Speaking on sports in Cuba, he pointed out that “Cuba is the only country where professional sport is not practiced.” He spoke proudly of its great International School of Sports and Physical Education that has “graduated thousands of youths from Third World countries [and] presently accommodates 1,500 students absolutely free of charge.”

The success of Belarus at the Olympics is also noteworthy. A former member of the Soviet bloc still striving toward socialism, Belarus ranked right behind Cuba in 13th place in number of medals. The Democratic People’s Republic of Korea shared 30th place with eight other countries, and was trailed by 49 nations, many richer and larger.

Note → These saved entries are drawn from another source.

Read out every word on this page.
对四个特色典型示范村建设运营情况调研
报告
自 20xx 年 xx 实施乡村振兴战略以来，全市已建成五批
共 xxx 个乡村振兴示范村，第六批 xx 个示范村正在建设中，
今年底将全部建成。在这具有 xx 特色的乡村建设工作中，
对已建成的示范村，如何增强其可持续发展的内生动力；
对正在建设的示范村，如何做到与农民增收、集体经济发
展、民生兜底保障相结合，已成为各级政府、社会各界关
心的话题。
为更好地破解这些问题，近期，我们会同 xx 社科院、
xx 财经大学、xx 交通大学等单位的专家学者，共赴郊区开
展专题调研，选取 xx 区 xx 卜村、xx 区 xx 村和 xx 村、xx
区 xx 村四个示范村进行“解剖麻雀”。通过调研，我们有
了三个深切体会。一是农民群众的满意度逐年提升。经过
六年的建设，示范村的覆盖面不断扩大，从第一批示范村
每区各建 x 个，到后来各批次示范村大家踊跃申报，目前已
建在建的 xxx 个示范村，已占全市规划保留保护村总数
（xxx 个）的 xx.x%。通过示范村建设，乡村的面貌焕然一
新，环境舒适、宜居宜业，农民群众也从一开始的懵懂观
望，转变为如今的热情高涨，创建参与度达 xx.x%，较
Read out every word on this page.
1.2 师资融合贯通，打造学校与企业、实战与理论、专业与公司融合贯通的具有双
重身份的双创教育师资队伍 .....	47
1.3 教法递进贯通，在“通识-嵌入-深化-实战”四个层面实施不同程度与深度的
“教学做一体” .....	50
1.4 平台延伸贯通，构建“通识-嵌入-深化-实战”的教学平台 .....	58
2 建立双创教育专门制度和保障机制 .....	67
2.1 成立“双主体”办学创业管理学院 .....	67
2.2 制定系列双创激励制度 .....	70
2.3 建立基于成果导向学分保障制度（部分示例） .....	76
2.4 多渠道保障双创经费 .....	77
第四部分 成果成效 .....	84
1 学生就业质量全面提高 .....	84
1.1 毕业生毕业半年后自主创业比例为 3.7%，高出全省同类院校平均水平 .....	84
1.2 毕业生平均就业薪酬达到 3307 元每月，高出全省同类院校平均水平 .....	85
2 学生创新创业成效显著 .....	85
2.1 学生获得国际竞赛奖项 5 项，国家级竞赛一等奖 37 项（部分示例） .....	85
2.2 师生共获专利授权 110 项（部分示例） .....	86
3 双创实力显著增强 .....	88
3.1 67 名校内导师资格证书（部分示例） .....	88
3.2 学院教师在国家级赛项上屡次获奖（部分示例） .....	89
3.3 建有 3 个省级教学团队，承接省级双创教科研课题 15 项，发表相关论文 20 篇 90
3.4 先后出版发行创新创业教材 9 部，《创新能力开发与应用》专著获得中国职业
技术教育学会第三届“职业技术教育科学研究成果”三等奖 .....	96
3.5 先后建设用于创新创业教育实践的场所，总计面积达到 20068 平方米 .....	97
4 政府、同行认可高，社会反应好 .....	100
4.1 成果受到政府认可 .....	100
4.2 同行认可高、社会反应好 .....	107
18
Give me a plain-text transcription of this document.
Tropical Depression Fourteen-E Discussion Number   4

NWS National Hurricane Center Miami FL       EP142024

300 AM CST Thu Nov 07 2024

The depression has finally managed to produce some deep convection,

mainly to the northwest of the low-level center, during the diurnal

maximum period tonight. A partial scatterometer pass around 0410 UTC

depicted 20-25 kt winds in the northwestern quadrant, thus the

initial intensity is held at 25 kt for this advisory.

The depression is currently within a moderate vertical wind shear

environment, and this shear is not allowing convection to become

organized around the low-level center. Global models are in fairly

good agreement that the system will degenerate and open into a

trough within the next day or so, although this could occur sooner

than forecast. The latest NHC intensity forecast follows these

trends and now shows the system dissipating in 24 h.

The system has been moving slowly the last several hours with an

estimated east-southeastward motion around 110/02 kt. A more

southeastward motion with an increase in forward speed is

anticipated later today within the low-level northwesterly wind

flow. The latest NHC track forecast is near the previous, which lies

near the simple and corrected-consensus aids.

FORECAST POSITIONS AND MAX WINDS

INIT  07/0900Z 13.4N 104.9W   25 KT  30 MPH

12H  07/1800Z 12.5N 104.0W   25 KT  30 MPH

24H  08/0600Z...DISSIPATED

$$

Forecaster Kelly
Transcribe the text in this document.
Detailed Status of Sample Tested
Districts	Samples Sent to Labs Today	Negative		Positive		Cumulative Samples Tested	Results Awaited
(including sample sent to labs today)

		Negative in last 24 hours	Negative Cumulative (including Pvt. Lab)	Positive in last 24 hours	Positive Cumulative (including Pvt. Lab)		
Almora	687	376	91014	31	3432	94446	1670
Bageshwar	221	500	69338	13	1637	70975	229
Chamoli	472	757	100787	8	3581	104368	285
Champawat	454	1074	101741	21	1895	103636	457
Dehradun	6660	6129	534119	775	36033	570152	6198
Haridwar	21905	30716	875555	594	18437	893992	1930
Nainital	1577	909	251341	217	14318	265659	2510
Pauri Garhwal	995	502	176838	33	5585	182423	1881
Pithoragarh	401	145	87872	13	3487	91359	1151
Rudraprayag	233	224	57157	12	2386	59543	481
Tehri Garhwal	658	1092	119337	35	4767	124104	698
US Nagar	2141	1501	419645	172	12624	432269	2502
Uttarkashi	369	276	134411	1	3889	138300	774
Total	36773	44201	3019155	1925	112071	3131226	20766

Cuba’s excellence in sports is also seen in the Pan American Games where it has an all-time medal count of 1,793, which is second only to the U.S. with its all-time medal count of 3,916. Anticipating those games in 2012, 2016 and beyond, how sweet will be the successes of Venezuela, Bolivia, Ecuador, Nicaragua, Paraguay and other Latin American and Caribbean countries whose people want to follow the Cuban path. And certain it is that no one will rejoice more enthusiastically than the Cubans.

During the television coverage of the Beijing games a picture of Mao Zedong was often seen in the background—a poignant reminder of the Long March and the Great Chinese Revolution, without which there could be no Bird’s Nest, no Water Cube, no 110 gold medals, no unsurpassed opening and closing ceremonies—no People’s China rising to a world power.